Potential jurors were read the names of those killed or injured in the 2009 attack shortly after proceedings began. One potential juror was dismissed after indicating that he knew one of the 13 people killed. Five others were dismissed based on answers given in Tuesday’s hearing and their responses on questionnaires turned in beforehand.

The jury in Hasan’s trial will be made up of officers of equal or higher rank. During Tuesday’s questioning, potential panel members were asked if they believed that the defendant’s choice of weapon and his stated motive – defending Taliban leaders in Afghanistan – could show premeditation. The entire group indicated yes. The group also indicated they had no moral opposition to imposing a death sentence in the case, but that they did not believe that execution was the only punishment fit for a premeditated murder conviction.

Hasan declined to ask potential jurors any questions Tuesday. The accused gunman, who is serving as his own defense attorney, remained silent during the two-hour proceeding and did not take notes or seek assistance from former defense attorneys on hand to help him. He has, however, reserved the right to question potential jurors individually.
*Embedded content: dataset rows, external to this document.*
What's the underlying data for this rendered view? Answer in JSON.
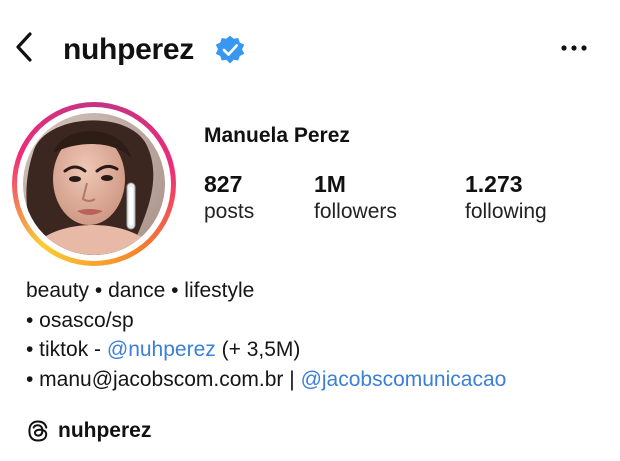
{
  "header": {
    "username": "nuhperez",
    "icons": {
      "back": "chevron-left-icon",
      "verified": "verified-badge-icon",
      "more": "more-options-icon"
    },
    "verified_color": "#3897f0"
  },
  "profile": {
    "display_name": "Manuela Perez",
    "avatar": "profile-photo",
    "ring_colors": [
      "#f9ce34",
      "#ee2a7b",
      "#c13584",
      "#f58529"
    ]
  },
  "stats": [
    {
      "value": "827",
      "label": "posts"
    },
    {
      "value": "1M",
      "label": "followers"
    },
    {
      "value": "1.273",
      "label": "following"
    }
  ],
  "bio": {
    "line1": "beauty • dance • lifestyle",
    "line2": "• osasco/sp",
    "line3_prefix": "• tiktok - ",
    "line3_link": "@nuhperez",
    "line3_suffix": " (+ 3,5M)",
    "line4_prefix": "• manu@jacobscom.com.br | ",
    "line4_link": "@jacobscomunicacao",
    "link_color": "#3b7fd8"
  },
  "threads": {
    "icon": "threads-icon",
    "handle": "nuhperez"
  }
}
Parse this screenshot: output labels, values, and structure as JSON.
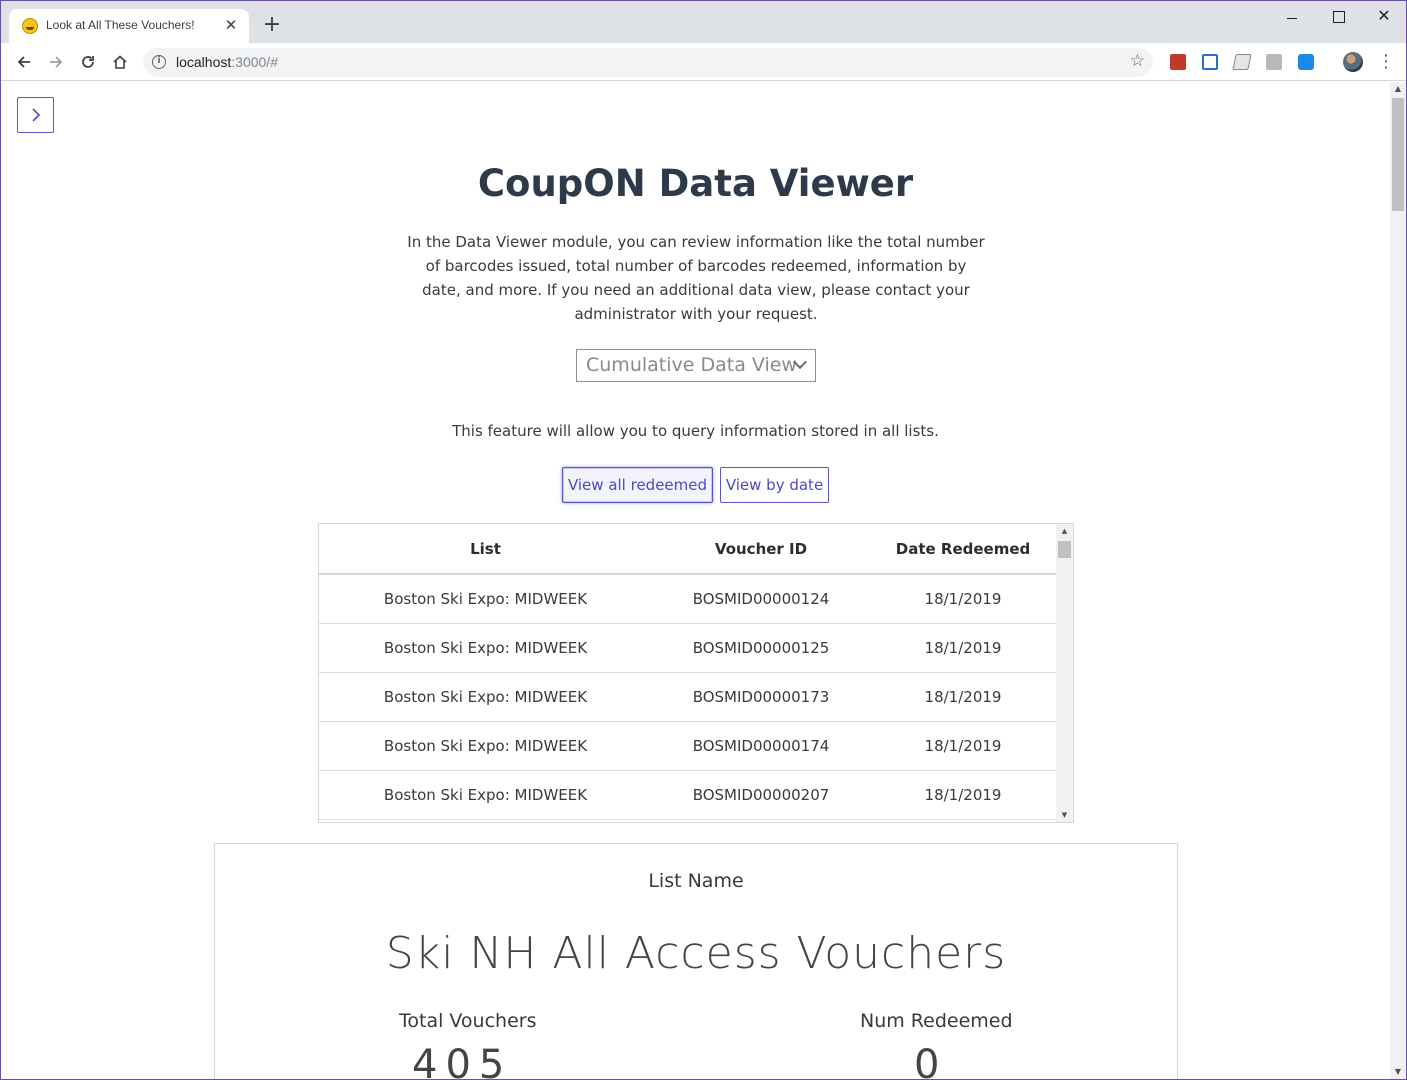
{
  "browser": {
    "tab_title": "Look at All These Vouchers!",
    "url_host": "localhost",
    "url_rest": ":3000/#",
    "close_glyph": "✕",
    "newtab_glyph": "+",
    "icons": [
      "back-icon",
      "forward-icon",
      "reload-icon",
      "home-icon",
      "info-icon",
      "star-icon",
      "more-vert-icon"
    ]
  },
  "page": {
    "title": "CoupON Data Viewer",
    "intro": "In the Data Viewer module, you can review information like the total number of barcodes issued, total number of barcodes redeemed, information by date, and more. If you need an additional data view, please contact your administrator with your request.",
    "view_select": {
      "selected": "Cumulative Data View"
    },
    "feature_text": "This feature will allow you to query information stored in all lists.",
    "buttons": {
      "view_all_redeemed": "View all redeemed",
      "view_by_date": "View by date"
    },
    "accent_color": "#5a55c7"
  },
  "table": {
    "headers": [
      "List",
      "Voucher ID",
      "Date Redeemed"
    ],
    "rows": [
      [
        "Boston Ski Expo: MIDWEEK",
        "BOSMID00000124",
        "18/1/2019"
      ],
      [
        "Boston Ski Expo: MIDWEEK",
        "BOSMID00000125",
        "18/1/2019"
      ],
      [
        "Boston Ski Expo: MIDWEEK",
        "BOSMID00000173",
        "18/1/2019"
      ],
      [
        "Boston Ski Expo: MIDWEEK",
        "BOSMID00000174",
        "18/1/2019"
      ],
      [
        "Boston Ski Expo: MIDWEEK",
        "BOSMID00000207",
        "18/1/2019"
      ]
    ]
  },
  "summary_card": {
    "label": "List Name",
    "list_name": "Ski NH All Access Vouchers",
    "total_vouchers_label": "Total Vouchers",
    "total_vouchers_value": "405",
    "num_redeemed_label": "Num Redeemed",
    "num_redeemed_value": "0"
  }
}
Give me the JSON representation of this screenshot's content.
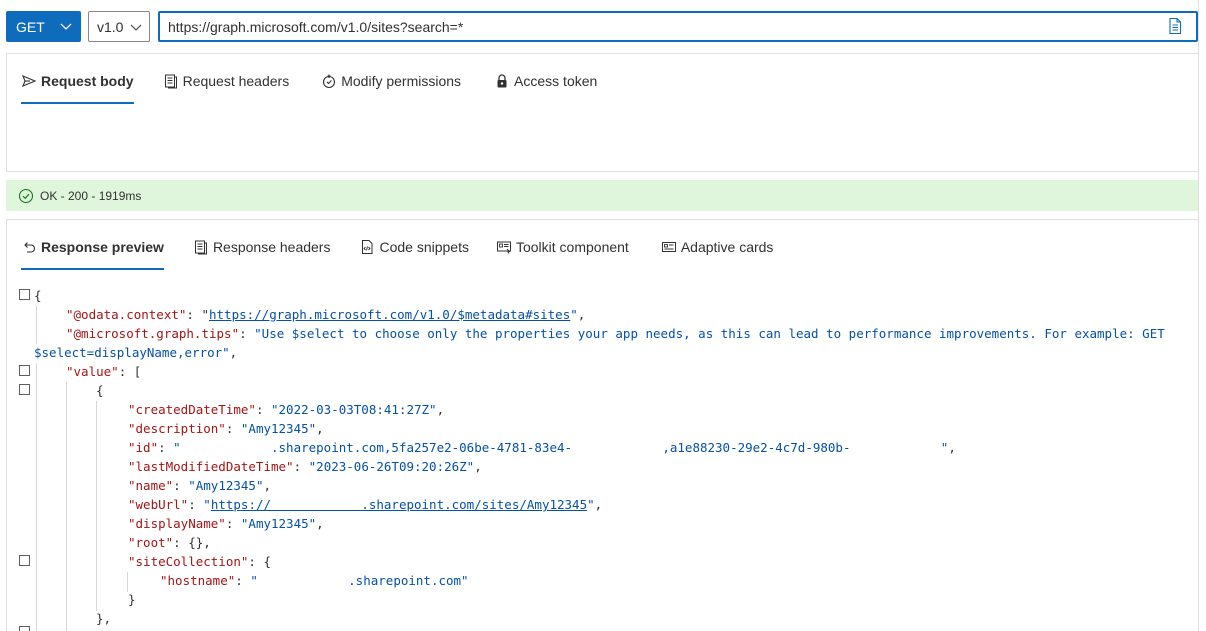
{
  "query": {
    "method": "GET",
    "version": "v1.0",
    "url": "https://graph.microsoft.com/v1.0/sites?search=*"
  },
  "request_tabs": [
    {
      "label": "Request body",
      "icon": "send-icon",
      "active": true
    },
    {
      "label": "Request headers",
      "icon": "headers-icon",
      "active": false
    },
    {
      "label": "Modify permissions",
      "icon": "shield-icon",
      "active": false
    },
    {
      "label": "Access token",
      "icon": "lock-icon",
      "active": false
    }
  ],
  "status": {
    "text": "OK - 200 - 1919ms",
    "color": "#dff6dd"
  },
  "response_tabs": [
    {
      "label": "Response preview",
      "icon": "undo-arrow-icon",
      "active": true
    },
    {
      "label": "Response headers",
      "icon": "headers-icon",
      "active": false
    },
    {
      "label": "Code snippets",
      "icon": "code-file-icon",
      "active": false
    },
    {
      "label": "Toolkit component",
      "icon": "toolkit-icon",
      "active": false
    },
    {
      "label": "Adaptive cards",
      "icon": "card-icon",
      "active": false
    }
  ],
  "json": {
    "open_brace": "{",
    "odata_context_key": "\"@odata.context\"",
    "odata_context_val": "https://graph.microsoft.com/v1.0/$metadata#sites",
    "tips_key": "\"@microsoft.graph.tips\"",
    "tips_val_1": "\"Use $select to choose only the properties your app needs, as this can lead to performance improvements. For example: GET",
    "tips_val_2": "$select=displayName,error\"",
    "value_key": "\"value\"",
    "item_open": "{",
    "createdDateTime_key": "\"createdDateTime\"",
    "createdDateTime_val": "\"2022-03-03T08:41:27Z\"",
    "description_key": "\"description\"",
    "description_val": "\"Amy12345\"",
    "id_key": "\"id\"",
    "id_val": "\"            .sharepoint.com,5fa257e2-06be-4781-83e4-            ,a1e88230-29e2-4c7d-980b-            \"",
    "lastModified_key": "\"lastModifiedDateTime\"",
    "lastModified_val": "\"2023-06-26T09:20:26Z\"",
    "name_key": "\"name\"",
    "name_val": "\"Amy12345\"",
    "webUrl_key": "\"webUrl\"",
    "webUrl_val": "https://            .sharepoint.com/sites/Amy12345",
    "displayName_key": "\"displayName\"",
    "displayName_val": "\"Amy12345\"",
    "root_key": "\"root\"",
    "root_val": "{}",
    "siteCollection_key": "\"siteCollection\"",
    "hostname_key": "\"hostname\"",
    "hostname_val": "\"            .sharepoint.com\"",
    "inner_close": "}",
    "item_close": "},"
  }
}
Before proceedings began, Hasan requested that Judge Colonel Tara Osborn inform potential jurors that he was being forced to wear an Army uniform against his wishes.

"I can't take pride in wearing this uniform," he said. "It represents an enemy of Islam."

Hasan was wearing a camouflage uniform typically worn by troops in combat instead of the normal dress uniform one would wear in court. The uniform better suits his needs as a paraplegic, and Col. Osborn asked that potential panelists not let his appearance influence their answers in court. Hasan has stated that his motive in the mass shooting was to protect Islamic leaders in Afghanistan from American troops being deployed there.